Curbing a hard-to-treat leukemia

Cure rates for most childhood leukemias are now about 80 percent, but they are much lower for children with a subtype of acute lymphoblastic leukemia (ALL), in which a gene called MLL is mutated. Now, a study led by Children’s Hospital Boston’s Scott Armstrong, MD, PhD, Andrei Krivtsov, PhD, and Zhaohui Feng, of Hematology/Oncology, suggests a relatively easy way to prevent cancer-causing genes from turning on in this form of ALL, which accounts for 70 percent of ALLs in infants.

Hirschhorn

DNA packaging provides a target for leukemia Giving chromosomes their structure and shape, strands of DNA, shown in gray, are coiled around histones, depicted as spheres. In MLL-rearranged acute lymphoblastic leukemia (ALL), a form of acute lymphoblastic leukemia affecting infants, an enzyme call DOT1L modifies the histones in an abnormal way (as indicated in orange) that activates cancer-promoting genes. Drugs inhibiting DOT1L could prevent a variety of cancerous changes in cells.
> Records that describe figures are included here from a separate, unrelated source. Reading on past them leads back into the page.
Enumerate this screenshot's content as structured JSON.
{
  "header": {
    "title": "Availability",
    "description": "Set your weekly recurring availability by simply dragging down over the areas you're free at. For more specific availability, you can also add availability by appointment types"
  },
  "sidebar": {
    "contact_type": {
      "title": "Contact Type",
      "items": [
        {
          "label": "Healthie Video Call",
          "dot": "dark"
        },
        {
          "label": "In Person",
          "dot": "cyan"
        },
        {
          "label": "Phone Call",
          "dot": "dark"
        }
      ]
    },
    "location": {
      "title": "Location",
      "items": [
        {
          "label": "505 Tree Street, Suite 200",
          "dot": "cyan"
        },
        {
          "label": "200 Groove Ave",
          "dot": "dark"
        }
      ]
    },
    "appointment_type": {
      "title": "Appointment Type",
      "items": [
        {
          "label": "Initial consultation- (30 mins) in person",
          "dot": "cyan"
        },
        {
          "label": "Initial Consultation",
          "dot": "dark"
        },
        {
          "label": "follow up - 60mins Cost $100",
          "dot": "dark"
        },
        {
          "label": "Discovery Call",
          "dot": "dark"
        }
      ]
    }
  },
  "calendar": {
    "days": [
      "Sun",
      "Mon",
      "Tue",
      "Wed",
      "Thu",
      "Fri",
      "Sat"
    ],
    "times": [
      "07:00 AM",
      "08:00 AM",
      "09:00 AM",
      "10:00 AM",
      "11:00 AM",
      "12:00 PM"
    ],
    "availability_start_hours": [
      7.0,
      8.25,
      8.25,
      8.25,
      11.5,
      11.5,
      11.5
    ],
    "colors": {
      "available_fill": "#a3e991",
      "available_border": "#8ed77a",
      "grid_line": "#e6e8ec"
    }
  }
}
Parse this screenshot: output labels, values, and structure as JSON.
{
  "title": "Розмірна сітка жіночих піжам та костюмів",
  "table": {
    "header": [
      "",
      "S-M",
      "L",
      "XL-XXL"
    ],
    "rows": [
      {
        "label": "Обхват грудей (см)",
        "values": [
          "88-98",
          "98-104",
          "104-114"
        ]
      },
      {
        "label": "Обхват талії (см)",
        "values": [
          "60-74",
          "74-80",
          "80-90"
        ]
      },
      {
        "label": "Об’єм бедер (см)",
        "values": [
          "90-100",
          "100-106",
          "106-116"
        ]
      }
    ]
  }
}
In the November 4 Cancer Cell, they show that the abnormal protein that characterizes the disease, called MLL-AF4, goes to a white blood cell’s DNA and alters one of the histones, the "scaffolding"proteins that DNA strands wrap around. The change alters the structure of the chromosome, triggering a diverse group of genes that normally aren’t turned on, including some that are critical in initiating leukemia.

While MLL-AF4 itself would be difficult to target chemically, it turns out that it acts via an enzyme called DOT1L, a much easier target. It therefore might be possible to silence a variety of genes that contribute to malignancy in a single chemical maneuver. Dr. Armstrong’s lab is now searching for small-molecule drugs that inhibit DOT1L. "Reversal of histone modifications could be an important therapeutic approachfor MLL-AF4 and potentially for other cancers,"he says.